Why This Breaks in Prod
- Shows up under Python 3.11 in real deployments (not just unit tests).
- Production symptom (often without a traceback): Regression in ByteSize error after migrating to pydantic 2.6
Proof / Evidence
- GitHub issue: #8676
- Fix PR: https://github.com/pydantic/pydantic/pull/8681
- First fixed release: 2.6.1
- Reproduced locally: No (not executed)
- Last verified: 2026-02-09
- Confidence: 0.75
- Did this fix it?: Yes (upstream fix exists)
- Own content ratio: 0.36
Discussion
High-signal excerpts from the issue thread (symptoms, repros, edge-cases).
“@mardiros, Thanks for the report. We'll look into a fix for this to be included in a patch release soon!”
“Broken in this PR: https://github.com/pydantic/pydantic/pull/8537/files”
“@mardiros, I've opened a PR that should fix this issue. Thanks for bringing this to our attention!”
Failure Signature (Search String)
- Regression in ByteSize error after migrating to pydantic 2.6
- In pydantic 2.6, for some reason the 'loc' of errors is now ('byte_size', 'constrained-str')
Copy-friendly signature
Failure Signature
-----------------
Regression in ByteSize error after migrating to pydantic 2.6
In pydantic 2.6, for some reason the 'loc' of errors is now ('byte_size', 'constrained-str')
Error Message
Signature-only (no traceback captured)
Error Message
-------------
Regression in ByteSize error after migrating to pydantic 2.6
In pydantic 2.6, for some reason the 'loc' of errors is now ('byte_size', 'constrained-str')
Minimal Reproduction
import pytest
from pydantic import BaseModel, ByteSize, Field, ValidationError
class PydanticBytes(BaseModel):
byte_size: ByteSize = Field()
@pytest.mark.parametrize(
"params",
[
pytest.param(
{
"input": "4x",
"expected": [
{
"ctx": {"unit": "x"},
"input": "4x",
"loc": ("byte_size",),
"msg": "could not interpret byte unit: x",
"type": "byte_size_unit",
},
],
},
id="invalid unit",
),
pytest.param(
{
"input": "tenMib",
"expected": [
{
"input": "tenMib",
"loc": ("byte_size",),
"msg": "could not parse value and unit from byte string",
"type": "byte_size",
},
],
},
id="Not a Number",
),
],
)
def test_bytes_errors_format(params):
with pytest.raises(ValidationError) as exc:
PydanticBytes.model_validate({"byte_size": params["input"]})
assert exc.value.errors() == params["expected"]
Environment
- Python: 3.11
- Pydantic: 2.6
What Broke
Validation errors for ByteSize type were reported incorrectly, leading to confusion in error handling.
Fix Options (Details)
Option A — Upgrade to fixed release Safe default (recommended)
pip install pydantic==2.6.1
Use when you can deploy the upstream fix.

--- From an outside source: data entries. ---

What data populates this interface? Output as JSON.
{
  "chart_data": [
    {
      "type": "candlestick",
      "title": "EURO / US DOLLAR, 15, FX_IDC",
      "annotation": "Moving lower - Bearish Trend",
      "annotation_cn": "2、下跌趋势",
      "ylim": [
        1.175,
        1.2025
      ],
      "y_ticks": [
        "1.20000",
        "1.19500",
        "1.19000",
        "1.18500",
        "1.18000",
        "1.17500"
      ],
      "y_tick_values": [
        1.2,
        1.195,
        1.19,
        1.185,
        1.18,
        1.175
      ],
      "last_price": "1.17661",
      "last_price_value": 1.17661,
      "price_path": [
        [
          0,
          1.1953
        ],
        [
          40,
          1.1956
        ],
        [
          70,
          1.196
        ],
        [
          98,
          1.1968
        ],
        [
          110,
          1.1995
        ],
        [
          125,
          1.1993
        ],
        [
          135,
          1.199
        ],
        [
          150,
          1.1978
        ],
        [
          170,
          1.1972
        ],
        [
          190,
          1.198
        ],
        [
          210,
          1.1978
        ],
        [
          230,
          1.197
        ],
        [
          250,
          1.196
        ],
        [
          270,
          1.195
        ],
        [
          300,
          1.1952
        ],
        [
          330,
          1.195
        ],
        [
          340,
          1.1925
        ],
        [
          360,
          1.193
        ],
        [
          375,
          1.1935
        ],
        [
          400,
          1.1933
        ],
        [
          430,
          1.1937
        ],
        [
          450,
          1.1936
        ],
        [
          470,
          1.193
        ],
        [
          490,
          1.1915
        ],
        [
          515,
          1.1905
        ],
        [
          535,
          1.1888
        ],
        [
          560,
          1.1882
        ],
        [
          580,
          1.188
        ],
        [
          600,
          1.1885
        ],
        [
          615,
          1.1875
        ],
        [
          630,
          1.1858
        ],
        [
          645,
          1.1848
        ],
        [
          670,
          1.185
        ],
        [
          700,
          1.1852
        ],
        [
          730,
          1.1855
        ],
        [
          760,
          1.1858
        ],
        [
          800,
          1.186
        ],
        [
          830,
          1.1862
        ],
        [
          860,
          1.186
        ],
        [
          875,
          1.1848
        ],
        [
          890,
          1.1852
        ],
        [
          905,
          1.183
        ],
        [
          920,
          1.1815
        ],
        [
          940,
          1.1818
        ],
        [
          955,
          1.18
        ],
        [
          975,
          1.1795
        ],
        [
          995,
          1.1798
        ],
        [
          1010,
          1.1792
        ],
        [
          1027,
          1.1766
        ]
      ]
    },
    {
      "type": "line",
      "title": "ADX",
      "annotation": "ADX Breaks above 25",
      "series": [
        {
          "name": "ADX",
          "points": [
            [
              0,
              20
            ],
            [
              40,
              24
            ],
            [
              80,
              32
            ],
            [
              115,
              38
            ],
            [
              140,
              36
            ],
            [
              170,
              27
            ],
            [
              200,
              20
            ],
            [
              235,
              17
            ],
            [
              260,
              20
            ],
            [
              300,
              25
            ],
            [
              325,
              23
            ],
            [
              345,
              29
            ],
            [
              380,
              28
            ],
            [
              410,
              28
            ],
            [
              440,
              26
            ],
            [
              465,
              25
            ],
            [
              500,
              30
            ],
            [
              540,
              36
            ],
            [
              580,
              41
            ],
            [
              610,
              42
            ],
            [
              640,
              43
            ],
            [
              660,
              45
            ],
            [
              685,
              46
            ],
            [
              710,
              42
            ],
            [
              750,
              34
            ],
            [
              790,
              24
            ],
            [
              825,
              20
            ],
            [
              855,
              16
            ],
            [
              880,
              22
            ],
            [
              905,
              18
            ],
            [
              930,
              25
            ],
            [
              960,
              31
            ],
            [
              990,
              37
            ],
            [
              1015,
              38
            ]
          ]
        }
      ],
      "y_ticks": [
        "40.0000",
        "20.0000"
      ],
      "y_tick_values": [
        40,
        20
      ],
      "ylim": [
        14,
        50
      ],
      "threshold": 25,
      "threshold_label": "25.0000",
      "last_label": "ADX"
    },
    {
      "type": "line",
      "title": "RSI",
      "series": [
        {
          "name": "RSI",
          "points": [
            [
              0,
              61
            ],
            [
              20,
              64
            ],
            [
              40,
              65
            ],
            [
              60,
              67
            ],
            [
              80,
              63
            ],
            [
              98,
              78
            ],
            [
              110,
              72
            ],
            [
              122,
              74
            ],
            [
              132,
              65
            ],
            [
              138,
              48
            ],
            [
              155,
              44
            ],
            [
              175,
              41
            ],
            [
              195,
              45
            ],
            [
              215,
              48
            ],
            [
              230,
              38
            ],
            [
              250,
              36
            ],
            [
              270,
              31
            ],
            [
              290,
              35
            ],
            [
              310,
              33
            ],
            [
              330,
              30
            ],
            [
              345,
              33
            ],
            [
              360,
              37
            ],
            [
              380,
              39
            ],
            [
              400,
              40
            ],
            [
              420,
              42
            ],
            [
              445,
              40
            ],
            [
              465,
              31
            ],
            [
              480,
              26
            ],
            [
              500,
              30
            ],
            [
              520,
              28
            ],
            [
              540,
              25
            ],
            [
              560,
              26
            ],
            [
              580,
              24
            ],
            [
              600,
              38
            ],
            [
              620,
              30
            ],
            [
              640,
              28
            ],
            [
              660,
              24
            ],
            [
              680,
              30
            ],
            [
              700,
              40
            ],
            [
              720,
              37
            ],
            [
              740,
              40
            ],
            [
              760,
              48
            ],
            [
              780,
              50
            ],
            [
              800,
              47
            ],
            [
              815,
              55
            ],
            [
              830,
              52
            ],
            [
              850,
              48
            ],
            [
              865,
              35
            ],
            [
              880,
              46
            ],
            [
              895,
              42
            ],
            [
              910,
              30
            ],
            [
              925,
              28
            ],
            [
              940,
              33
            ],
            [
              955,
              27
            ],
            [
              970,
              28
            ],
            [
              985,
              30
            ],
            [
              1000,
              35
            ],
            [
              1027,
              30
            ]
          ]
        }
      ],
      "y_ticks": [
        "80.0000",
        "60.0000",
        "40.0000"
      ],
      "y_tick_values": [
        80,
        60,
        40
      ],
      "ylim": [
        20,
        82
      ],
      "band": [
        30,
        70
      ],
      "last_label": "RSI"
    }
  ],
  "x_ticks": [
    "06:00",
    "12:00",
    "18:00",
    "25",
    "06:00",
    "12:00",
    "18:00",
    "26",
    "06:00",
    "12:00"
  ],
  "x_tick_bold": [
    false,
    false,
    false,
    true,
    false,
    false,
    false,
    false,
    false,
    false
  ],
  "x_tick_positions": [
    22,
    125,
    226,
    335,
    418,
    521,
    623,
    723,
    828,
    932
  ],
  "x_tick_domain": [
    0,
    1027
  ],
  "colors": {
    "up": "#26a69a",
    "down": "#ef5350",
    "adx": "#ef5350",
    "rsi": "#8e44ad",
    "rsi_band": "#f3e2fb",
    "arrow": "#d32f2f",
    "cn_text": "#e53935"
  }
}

It is usually lower-risk than long-lived workarounds.
Fix reference: https://github.com/pydantic/pydantic/pull/8681
First fixed release: 2.6.1
Last verified: 2026-02-09. Validate in your environment.
When NOT to Use This Fix
- Do not use if it changes public behavior or if the failure cannot be reproduced.
Verify Fix
Re-run the minimal reproduction on your broken version, then apply the fix and re-run.
Did This Fix Work in Your Case?
Quick signal helps us prioritize which fixes to verify and improve.
Prevention
- Add a CI check that diffs key outputs after upgrades (OpenAPI schema snapshots, JSON payload shapes, CLI output).
- Upgrade behind a canary and run integration tests against the canary before 100% rollout.
Version Compatibility Table
| Version | Status |
|---|---|
| 2.6.1 | Fixed |
Related Issues
No related fixes found.
Sources
We don’t republish the full GitHub discussion text. Use the links above for context.